Or toute liberté demande d’être vécue dans le dialogue, et l’ouverture à des choix féconds, principe même d’un dialogue de communion avec soi dans la volonté, avec l’autre dans la connaissance, et toujours ancré dans la mémoire de ce qui est profitable. Dans toutes nos discussions, et notamment
dans les défis sociétaux d’une recherche de bien commun pour la cité, il nous faut retrouver la source de notre vocation d’image de Dieu et nous rappeler la fraternité comme source d’altérité pour la communion dans un juste partage, à travers l’acceptation d’accueillir la vie comme don de Dieu
pour la vie éternelle avec Lui. Le refus d’une liberté vers un meilleur bien entraîne la violence et contamine nos rapports dans un jugement sur l’autre, et amène inéluctablement à un manque de communication, plaie de presque tous les conflits.

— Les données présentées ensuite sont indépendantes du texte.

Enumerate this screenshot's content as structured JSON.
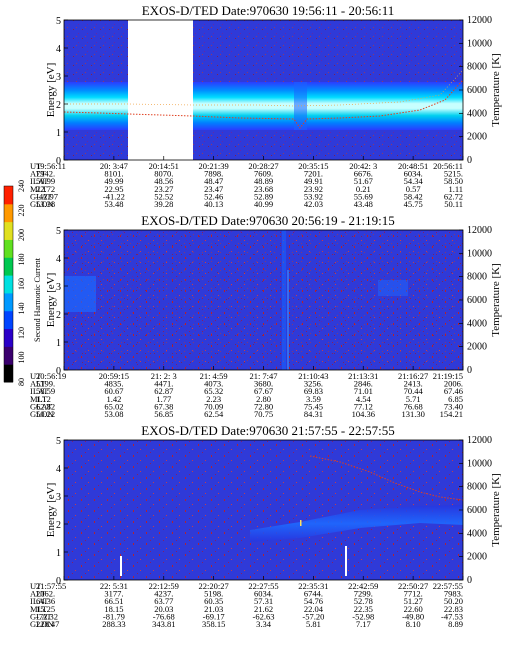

La première violence est un refus d’intériorité, c’est-à-dire de présence à Dieu dans ce qui fait sens. Cela entraîne un refus de rencontre. Ils entendent la voix du Seigneur qui se promène dans le jardin, et la première chose qu’ils font, c’est de se cacher. Ils refusent cette intimité avec Dieu au nom de leur propre vulnérabilité, et d’une connaissance non ajustée. Ils s’en vont laissant un dialogue inachevé, et ce refus d’une Parole d’inter-dit qui permet l’harmonie. C’est le repli sur soi dans ce qui se révèle un vide
intérieur, une fuite vers l’ailleurs parfois appelée le néant. Une vie de prière oubliée pour des choses utiles, et une lecture superficielle de la Parole de Dieu pour ne pas s’impliquer. Un refus de charité pour ne pas se laisser instrumentaliser par les situations, et manquer même de la plus simple expression humaine de solidarité première. Pourtant, reconnaitre l’amour et en vivre pour le partager dans la gratuité du don est un chemin de sanctification. « L’amour gratuit de Dieu pour l’humanité se révèle, avant tout, comme amour jailli du Père, dont tout provient ; comme communication gratuite que le Fils fait de lui, en se redonnant au Père et en se donnant aux hommes ; comme fécondité toujours nouvelle de l’amour divin que l’Esprit Saint répand dans le cœur des hommes 2 . » 3 L’accueil confiant de la Parole dans notre vie est cette rencontre avec le dynamisme de l’amour Trinitaire dans chaque rayonnement de mon existence pour vivre pleinement mes talents suivant ma vocation spécifique d’image de Dieu. À la violence de l’indépendance, il nous faut retrouver cette autonomie d’image de Dieu appelée à lui ressembler dans l’obéissance de la foi, d’une part, et dans cette volonté première de le mettre à la première place, d’autre part.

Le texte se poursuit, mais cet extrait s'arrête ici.